Here are some recommendations that were given:

SELLERS:
Know who the target market of your buyers and plan on selling below "fair market value." We need to stress to sellers, that if they want to sell their home they need to be realistic in price. As Real Estate professionals, we are cautioned not to cut prices too low that will have negative impact on market.

BUYERS:
Buyers, be a local player or at least partner up with someone who is local. Locals know the areas and how they can differentiate one block from the next and where area of growth are heading. With this in mind, I have seen a HUGE influx of Canadian investors! But be cautious, many banks have since gotten rid of their Non-Resident Alien programs, so this may be difficult to get them financing. I work with 3 banks that can still get these loans done.

THE REST OF US:
Keep head down and forge forward! Now is the time to be working "ON" our business, building vital relationships for when the market does return.
Keep costs down. With the uncertainty of business, now is the time to keep our expenses low and making sure we are getting the most out of our dollar.
Increase versatility. For those "cave dwellers" who have been order takers for the past few years, we need to get out of our comfort zones and be out meeting new people and being open to NEW business opportunities.
Know competition. See what others are doing. See what is working and what isn't. Success always leaves clues!
Network...Network...Network!!!

Lastly, get paid for your work! Make sure the things you are doing are making you money to cover your expenses.
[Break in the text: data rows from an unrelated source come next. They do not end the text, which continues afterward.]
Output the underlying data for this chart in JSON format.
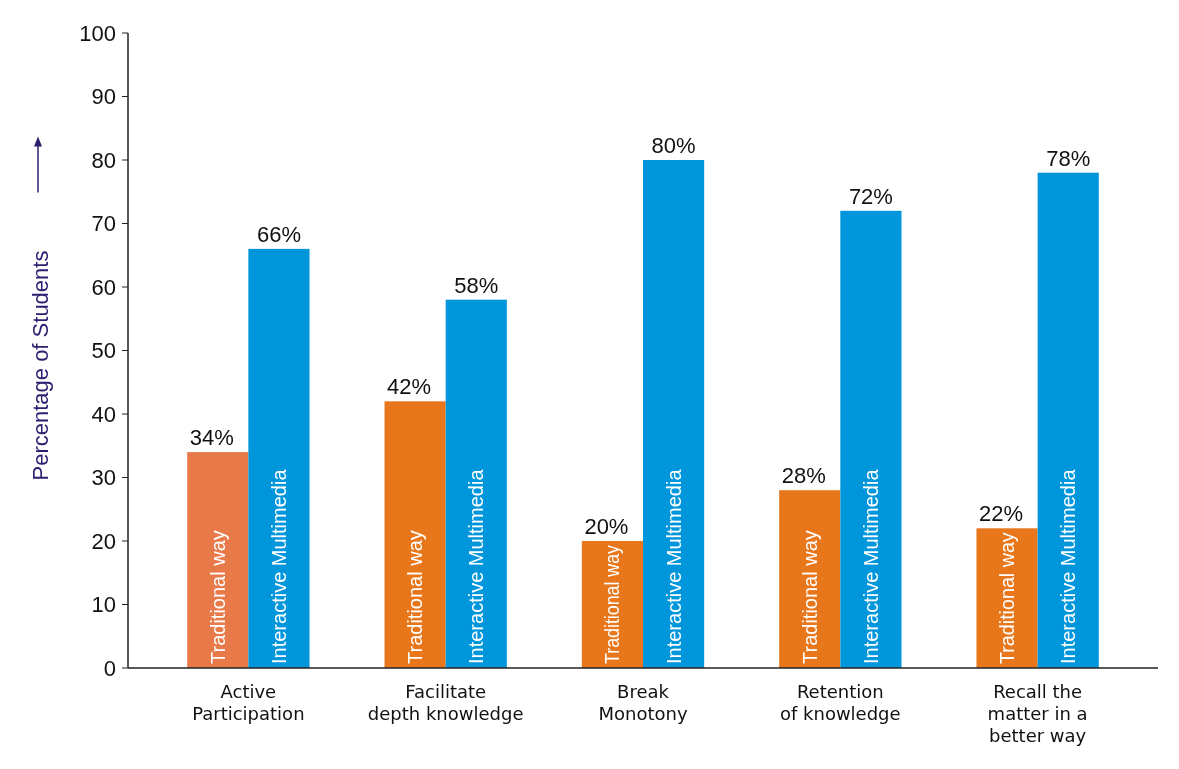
{
  "chart_data": {
    "type": "bar",
    "ylabel": "Percentage of Students",
    "categories": [
      "Active Participation",
      "Facilitate depth knowledge",
      "Break Monotony",
      "Retention of knowledge",
      "Recall the matter in a better way"
    ],
    "series": [
      {
        "name": "Traditional way",
        "colors": [
          "#e87a4a",
          "#e8771c",
          "#e8771c",
          "#e8771c",
          "#e8771c"
        ],
        "values": [
          34,
          42,
          20,
          28,
          22
        ],
        "value_labels": [
          "34%",
          "42%",
          "20%",
          "28%",
          "22%"
        ]
      },
      {
        "name": "Interactive Multimedia",
        "color": "#0096dc",
        "values": [
          66,
          58,
          80,
          72,
          78
        ],
        "value_labels": [
          "66%",
          "58%",
          "80%",
          "72%",
          "78%"
        ]
      }
    ],
    "ylim": [
      0,
      100
    ],
    "yticks": [
      0,
      10,
      20,
      30,
      40,
      50,
      60,
      70,
      80,
      90,
      100
    ],
    "grid": false
  }
}
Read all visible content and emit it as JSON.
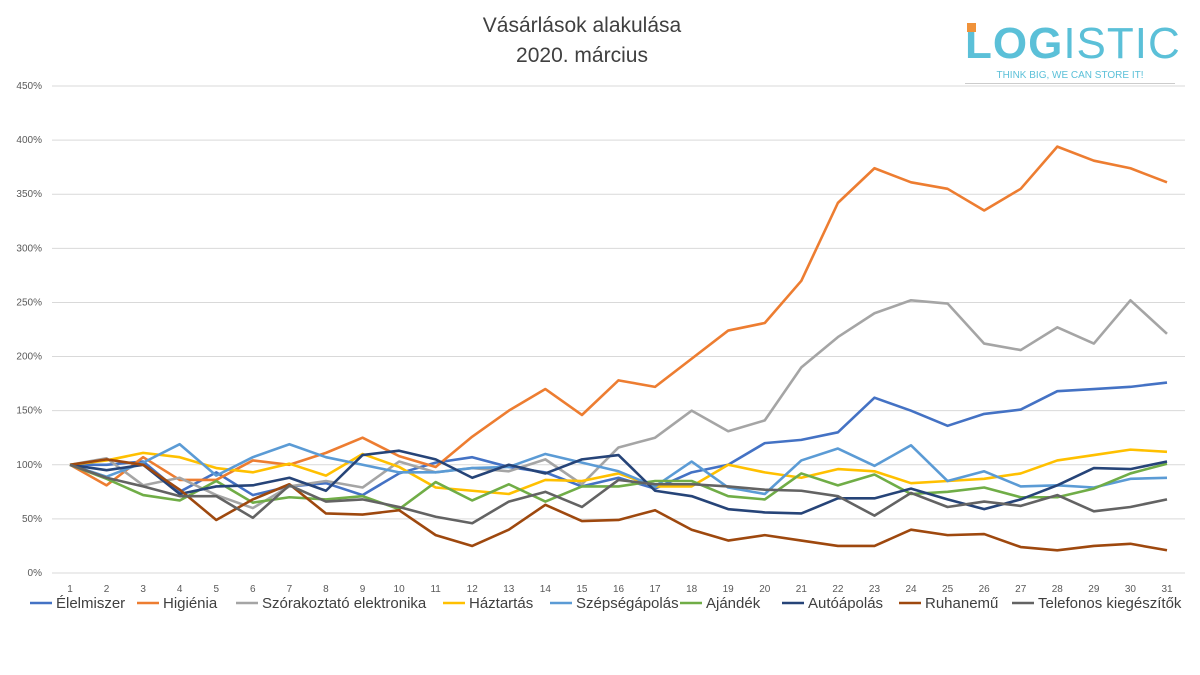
{
  "logo": {
    "text_bold": "LOG",
    "text_light": "ISTIC",
    "tagline": "THINK BIG, WE CAN STORE IT!"
  },
  "chart_data": {
    "type": "line",
    "title": "Vásárlások alakulása",
    "subtitle": "2020. március",
    "xlabel": "",
    "ylabel": "",
    "ylim": [
      0,
      450
    ],
    "y_ticks": [
      "0%",
      "50%",
      "100%",
      "150%",
      "200%",
      "250%",
      "300%",
      "350%",
      "400%",
      "450%"
    ],
    "grid": true,
    "legend": "bottom",
    "x": [
      1,
      2,
      3,
      4,
      5,
      6,
      7,
      8,
      9,
      10,
      11,
      12,
      13,
      14,
      15,
      16,
      17,
      18,
      19,
      20,
      21,
      22,
      23,
      24,
      25,
      26,
      27,
      28,
      29,
      30,
      31
    ],
    "series": [
      {
        "name": "Élelmiszer",
        "color": "#4472C4",
        "values": [
          100,
          100,
          103,
          75,
          93,
          72,
          80,
          83,
          72,
          92,
          102,
          107,
          98,
          93,
          80,
          88,
          78,
          93,
          100,
          120,
          123,
          130,
          162,
          150,
          136,
          147,
          151,
          168,
          170,
          172,
          176
        ]
      },
      {
        "name": "Higiénia",
        "color": "#ED7D31",
        "values": [
          100,
          81,
          107,
          86,
          86,
          104,
          100,
          111,
          125,
          108,
          98,
          126,
          150,
          170,
          146,
          178,
          172,
          198,
          224,
          231,
          270,
          342,
          374,
          361,
          355,
          335,
          355,
          394,
          381,
          374,
          361
        ]
      },
      {
        "name": "Szórakoztató elektronika",
        "color": "#A5A5A5",
        "values": [
          100,
          106,
          81,
          88,
          72,
          60,
          80,
          85,
          79,
          103,
          93,
          97,
          94,
          105,
          82,
          116,
          125,
          150,
          131,
          141,
          190,
          218,
          240,
          252,
          249,
          212,
          206,
          227,
          212,
          252,
          221
        ]
      },
      {
        "name": "Háztartás",
        "color": "#FFC000",
        "values": [
          100,
          104,
          111,
          107,
          97,
          93,
          101,
          90,
          110,
          98,
          79,
          76,
          73,
          86,
          85,
          92,
          80,
          80,
          100,
          93,
          88,
          96,
          94,
          83,
          85,
          87,
          92,
          104,
          109,
          114,
          112
        ]
      },
      {
        "name": "Szépségápolás",
        "color": "#5B9BD5",
        "values": [
          100,
          89,
          102,
          119,
          90,
          107,
          119,
          107,
          100,
          93,
          93,
          97,
          98,
          110,
          102,
          94,
          80,
          103,
          79,
          73,
          104,
          115,
          99,
          118,
          85,
          94,
          80,
          81,
          79,
          87,
          88
        ]
      },
      {
        "name": "Ajándék",
        "color": "#70AD47",
        "values": [
          100,
          87,
          72,
          67,
          85,
          65,
          70,
          68,
          71,
          59,
          84,
          67,
          82,
          66,
          80,
          80,
          85,
          85,
          71,
          68,
          92,
          81,
          91,
          73,
          75,
          79,
          70,
          70,
          78,
          92,
          101
        ]
      },
      {
        "name": "Autóápolás",
        "color": "#264478",
        "values": [
          100,
          95,
          100,
          73,
          80,
          81,
          88,
          76,
          109,
          113,
          105,
          88,
          100,
          92,
          105,
          109,
          76,
          71,
          59,
          56,
          55,
          69,
          69,
          78,
          68,
          59,
          68,
          81,
          97,
          96,
          103
        ]
      },
      {
        "name": "Ruhanemű",
        "color": "#9E480E",
        "values": [
          100,
          105,
          100,
          77,
          49,
          68,
          82,
          55,
          54,
          58,
          35,
          25,
          40,
          63,
          48,
          49,
          58,
          40,
          30,
          35,
          30,
          25,
          25,
          40,
          35,
          36,
          24,
          21,
          25,
          27,
          21
        ]
      },
      {
        "name": "Telefonos kiegészítők",
        "color": "#636363",
        "values": [
          100,
          88,
          80,
          71,
          71,
          51,
          81,
          66,
          68,
          61,
          52,
          46,
          66,
          75,
          61,
          86,
          82,
          82,
          80,
          77,
          76,
          71,
          53,
          74,
          61,
          66,
          62,
          72,
          57,
          61,
          68
        ]
      }
    ]
  }
}
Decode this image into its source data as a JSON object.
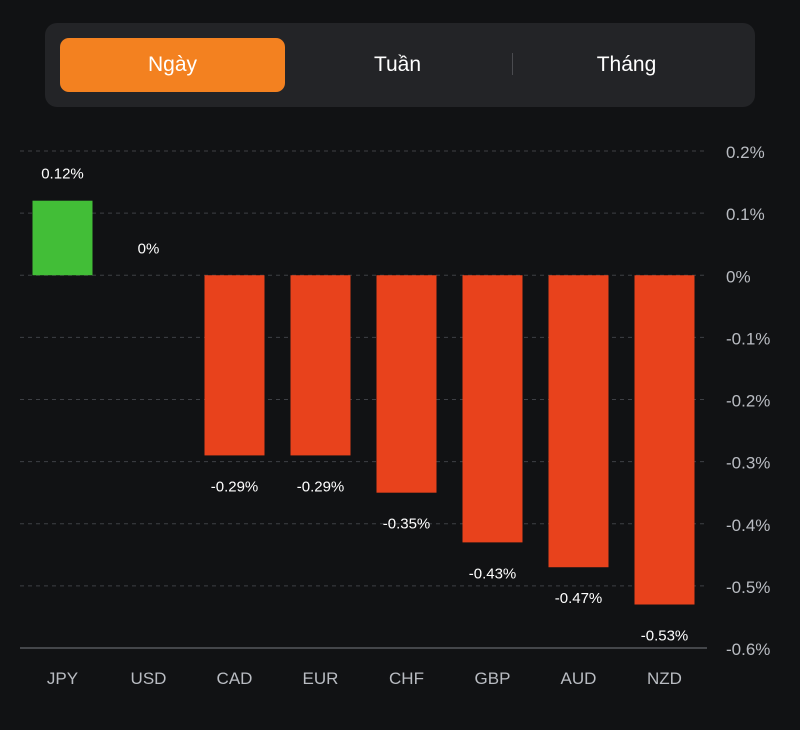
{
  "tabs": [
    {
      "label": "Ngày",
      "active": true
    },
    {
      "label": "Tuần",
      "active": false
    },
    {
      "label": "Tháng",
      "active": false
    }
  ],
  "colors": {
    "positive": "#42be37",
    "negative": "#e8421c",
    "accent": "#f38120",
    "panel": "#232427",
    "background": "#111214"
  },
  "chart_data": {
    "type": "bar",
    "categories": [
      "JPY",
      "USD",
      "CAD",
      "EUR",
      "CHF",
      "GBP",
      "AUD",
      "NZD"
    ],
    "values": [
      0.12,
      0,
      -0.29,
      -0.29,
      -0.35,
      -0.43,
      -0.47,
      -0.53
    ],
    "value_labels": [
      "0.12%",
      "0%",
      "-0.29%",
      "-0.29%",
      "-0.35%",
      "-0.43%",
      "-0.47%",
      "-0.53%"
    ],
    "ylim": [
      -0.6,
      0.2
    ],
    "yticks": [
      0.2,
      0.1,
      0,
      -0.1,
      -0.2,
      -0.3,
      -0.4,
      -0.5,
      -0.6
    ],
    "ytick_labels": [
      "0.2%",
      "0.1%",
      "0%",
      "-0.1%",
      "-0.2%",
      "-0.3%",
      "-0.4%",
      "-0.5%",
      "-0.6%"
    ],
    "y_axis_side": "right",
    "grid": true
  }
}
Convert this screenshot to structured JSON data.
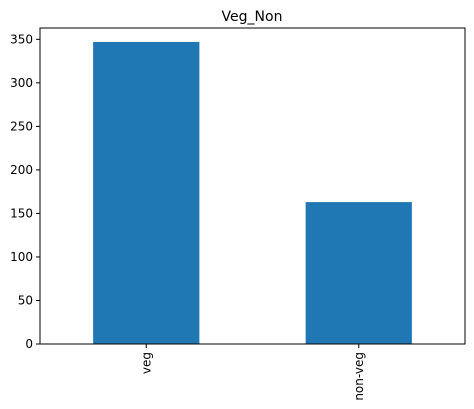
{
  "chart_data": {
    "type": "bar",
    "title": "Veg_Non",
    "categories": [
      "veg",
      "non-veg"
    ],
    "values": [
      347,
      163
    ],
    "xlabel": "",
    "ylabel": "",
    "ylim": [
      0,
      363
    ],
    "yticks": [
      0,
      50,
      100,
      150,
      200,
      250,
      300,
      350
    ],
    "ytick_labels": [
      "0",
      "50",
      "100",
      "150",
      "200",
      "250",
      "300",
      "350"
    ],
    "xtick_rotation": "vertical",
    "grid": false,
    "legend": "none",
    "bar_color": "#1f77b4"
  }
}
We need to make sure we don't fall victim to overloading ourselves in low paying, "busy" work.

Continued Success and Significance!

Thursday, March 6, 2008

FHA Limits Raised in Pinal and Maricopa County

The new FHA Limit has increased in Maricopa County to $346,250.00 – Up from $263,150.00!!!

Remember on FHA:

* No minimum credit scores required
* 3% down payment
* Non occupant buyers are allowed
* Owner occupied multi family ok
* Down Payment Assistance Programs are STILL available
* Seller can pay 6% in borrower’s closing costs and prepaids

We have the 203 (k) FHA REPAIR PROGRAM (currently due to our declining market, our borrower’s would have to have a down payment of 8% but down payment assistance programs are available)

New limits are as follows:
One Family- $346,250
Two Family- $443,250
Three Family- $535,800
Four Family- $665,850

Wednesday, March 5, 2008

CNN - Declares it’s the Best Time to Buy in Four Years

Just a thought...Maybe we should start marketing homes the same way Dept. Stores market us...AND JUST MAYBE we will have the people coming out in the droves to buy homes!

Below is a link from CNN.com. They are now steering away from the "nay sayers" and are now saying "It may be the best time to buy a house in more than four years." They proceed to say that,

"Home values have declined across the country, giving homebuyers the best buys they've had since 2004."


I am excited that the media is now portraying some positive light rather than the "doom and gloom" it is always so eager to send out to the masses! Be sure to remind your clients who are ‘waiting for the bottom’ before jumping in, that they run the risk of missing out on the best deals... As my mom used to say, "The early bird gets the worm!"